Score : $100$ points

Problem Statement

Consider a string of length $N$ consisting of 0 and 1. The score for the string is calculated as follows:

• For each $i$ ($1 \leq i \leq M$), $a_i$ is added to the score if the string contains 1 at least once between the $l_i$-th and $r_i$-th characters (inclusive).
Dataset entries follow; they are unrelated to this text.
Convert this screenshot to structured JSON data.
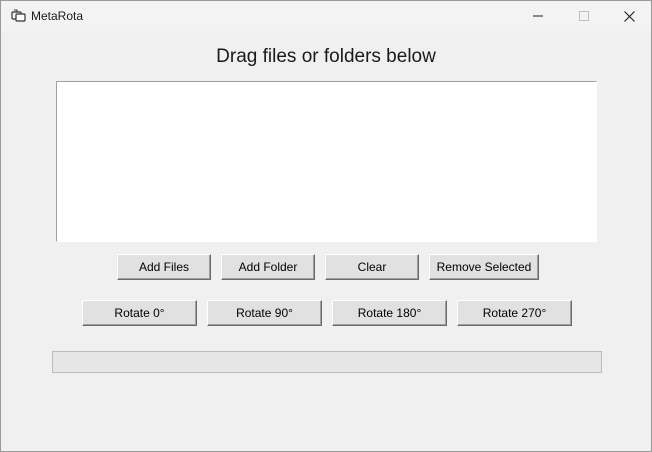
{
  "window": {
    "title": "MetaRota",
    "app_icon": "metarota-app-icon",
    "controls": {
      "minimize_icon": "minimize-icon",
      "maximize_icon": "maximize-icon",
      "close_icon": "close-icon"
    }
  },
  "main": {
    "heading": "Drag files or folders below",
    "file_list": {
      "items": []
    },
    "file_buttons": {
      "add_files": "Add Files",
      "add_folder": "Add Folder",
      "clear": "Clear",
      "remove_selected": "Remove Selected"
    },
    "rotate_buttons": {
      "rotate_0": "Rotate 0°",
      "rotate_90": "Rotate 90°",
      "rotate_180": "Rotate 180°",
      "rotate_270": "Rotate 270°"
    },
    "progress": {
      "value_percent": 0
    }
  }
}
Find the maximum possible score of a string.

Constraints

• All values in input are integers.
• $1 \leq N \leq 2 \times 10^5$
• $1 \leq M \leq 2 \times 10^5$
• $1 \leq l_i \leq r_i \leq N$
• $|a_i| \leq 10^9$

Input

Input is given from Standard Input in the following format:

$N$ $M$

$l_1$ $r_1$ $a_1$

$l_2$ $r_2$ $a_2$

$:$

$l_M$ $r_M$ $a_M$

Output

Print the maximum possible score of a string.

5 3
1 3 10
2 4 -10
3 5 10

20

The score for 10001 is $a_1 + a_3 = 10 + 10 = 20$.

3 4
1 3 100
1 1 -10
2 2 -20
3 3 -30

90

The score for 100 is $a_1 + a_2 = 100 + (-10) = 90$.

1 1
1 1 -10

0

The score for 0 is $0$.

1 5
1 1 1000000000
1 1 1000000000
1 1 1000000000
1 1 1000000000
1 1 1000000000

5000000000

The answer may not fit into a 32-bit integer type.

6 8
5 5 3
1 1 10
1 6 -8
3 6 5
3 4 9
5 5 -2
1 3 -6
4 6 -7

10

For example, the score for 101000 is $a_2 + a_3 + a_4 + a_5 + a_7 = 10 + (-8) + 5 + 9 + (-6) = 10$.